Foreign illegal fishing in the Gulf, mostly by Mexican crew in boats called lanchas, is a persistent -- and alarming -- problem, say authorities from Gulf Coast states and the federal government.

The urgency of the issue brought together a diverse group of stakeholders, including commercial and recreational fishermen, state and federal fisheries enforcers and elected officials, August 18 at Texas A&M University in Galveston for a summit on how best to combat illegal fishing. The event was hosted by the Gulf Coast Leadership Conference.

Commercial and recreational fisheries are an economic engine in the Gulf of Mexico, providing jobs, tourism, state revenue and sustainable seafood. According to the National Marine Fisheries Service, the Gulf of Mexico's commercial and recreational fishing industries support more than 168,000 jobs and contribute $13.7 billion annually to the region's economy. Globally, illegal and unreported fishing accounts for up to $23.5 billion worth of wild-caught marine fish, or around one-in-five fish taken from our seas. That equates to up to 1,800 pounds of fish stolen every second.
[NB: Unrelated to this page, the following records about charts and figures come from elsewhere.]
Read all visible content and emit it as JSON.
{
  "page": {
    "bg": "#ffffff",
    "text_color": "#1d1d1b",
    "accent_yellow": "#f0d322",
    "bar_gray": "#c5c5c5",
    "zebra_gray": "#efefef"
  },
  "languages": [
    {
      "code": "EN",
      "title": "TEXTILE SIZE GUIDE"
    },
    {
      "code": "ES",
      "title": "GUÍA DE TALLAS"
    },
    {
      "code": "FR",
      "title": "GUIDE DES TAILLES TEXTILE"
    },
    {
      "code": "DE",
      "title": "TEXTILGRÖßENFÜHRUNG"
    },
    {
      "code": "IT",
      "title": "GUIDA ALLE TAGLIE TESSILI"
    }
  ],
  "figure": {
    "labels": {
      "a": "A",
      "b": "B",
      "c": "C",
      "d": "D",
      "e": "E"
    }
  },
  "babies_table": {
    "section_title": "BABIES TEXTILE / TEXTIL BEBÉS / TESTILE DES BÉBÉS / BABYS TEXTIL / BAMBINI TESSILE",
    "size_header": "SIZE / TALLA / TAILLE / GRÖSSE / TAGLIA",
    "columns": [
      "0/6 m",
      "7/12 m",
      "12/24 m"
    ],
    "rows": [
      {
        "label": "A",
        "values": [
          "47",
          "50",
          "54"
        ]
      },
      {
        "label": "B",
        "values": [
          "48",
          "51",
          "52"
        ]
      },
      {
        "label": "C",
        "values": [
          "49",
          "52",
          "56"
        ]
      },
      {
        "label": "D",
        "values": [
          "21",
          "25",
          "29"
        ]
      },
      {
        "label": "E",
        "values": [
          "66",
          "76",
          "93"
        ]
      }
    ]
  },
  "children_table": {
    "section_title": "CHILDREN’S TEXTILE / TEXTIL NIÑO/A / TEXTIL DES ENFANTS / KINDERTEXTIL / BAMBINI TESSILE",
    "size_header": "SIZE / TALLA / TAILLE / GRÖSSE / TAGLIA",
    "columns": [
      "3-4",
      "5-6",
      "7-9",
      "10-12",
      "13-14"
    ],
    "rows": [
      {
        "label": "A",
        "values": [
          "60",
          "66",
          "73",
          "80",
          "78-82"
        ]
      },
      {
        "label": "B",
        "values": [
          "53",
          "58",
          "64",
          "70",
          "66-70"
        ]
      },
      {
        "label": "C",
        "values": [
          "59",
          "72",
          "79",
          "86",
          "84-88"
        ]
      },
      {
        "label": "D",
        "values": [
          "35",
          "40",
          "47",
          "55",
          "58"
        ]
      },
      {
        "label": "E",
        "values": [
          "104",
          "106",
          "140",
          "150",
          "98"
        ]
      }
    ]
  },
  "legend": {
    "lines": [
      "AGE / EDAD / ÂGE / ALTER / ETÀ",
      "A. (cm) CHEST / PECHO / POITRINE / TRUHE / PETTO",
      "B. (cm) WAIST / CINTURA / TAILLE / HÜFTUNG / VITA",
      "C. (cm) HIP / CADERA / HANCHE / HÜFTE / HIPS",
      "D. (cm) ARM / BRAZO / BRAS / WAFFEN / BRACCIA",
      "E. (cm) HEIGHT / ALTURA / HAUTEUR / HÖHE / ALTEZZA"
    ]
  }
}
Aside from the theft of the fish, so-called pirate fishers show stark disregard for the marine environment, often by setting miles-long nets or lines that indiscriminately kill marine life, including endangered turtles and other imperiled species.

A key tool to solving illegal fishing is federal legislation that will tighten the net on illegal fishing operations. On April 3 the U.S., in a unanimous bipartisan vote, the U.S. Senate approved the Port State Measures Agreement, which would strengthen and harmonize port inspection standards for foreign flagged fishing vessels. But the agreement cannot take effect unless the House of Representatives passes legislation to implement the pact.

During some chases in the Gulf, fleeing crews have shot at law enforcement officers, hoping to create enough of a head start so that they can fish another day. Even those who get caught face relatively light consequences: confiscation of their boat and repatriation to Mexico, which appears to be little deterrent. Experts told of the same illegal fishermen getting caught eight times.

Scott Hickman, a board advisor with the Charter Fishermen's Association, said foreign illegal fishing is "the number one topic" among the association's South Texas contingent. Illegal fishers "are taking the ability from the charter industry to make a living. Our members see it every day. We need somebody guarding the fence."

The challenge for U.S. authorities is clear: clamp down on the illegal fishing that is happening now, and implement policies that better prevent it from occurring in the future.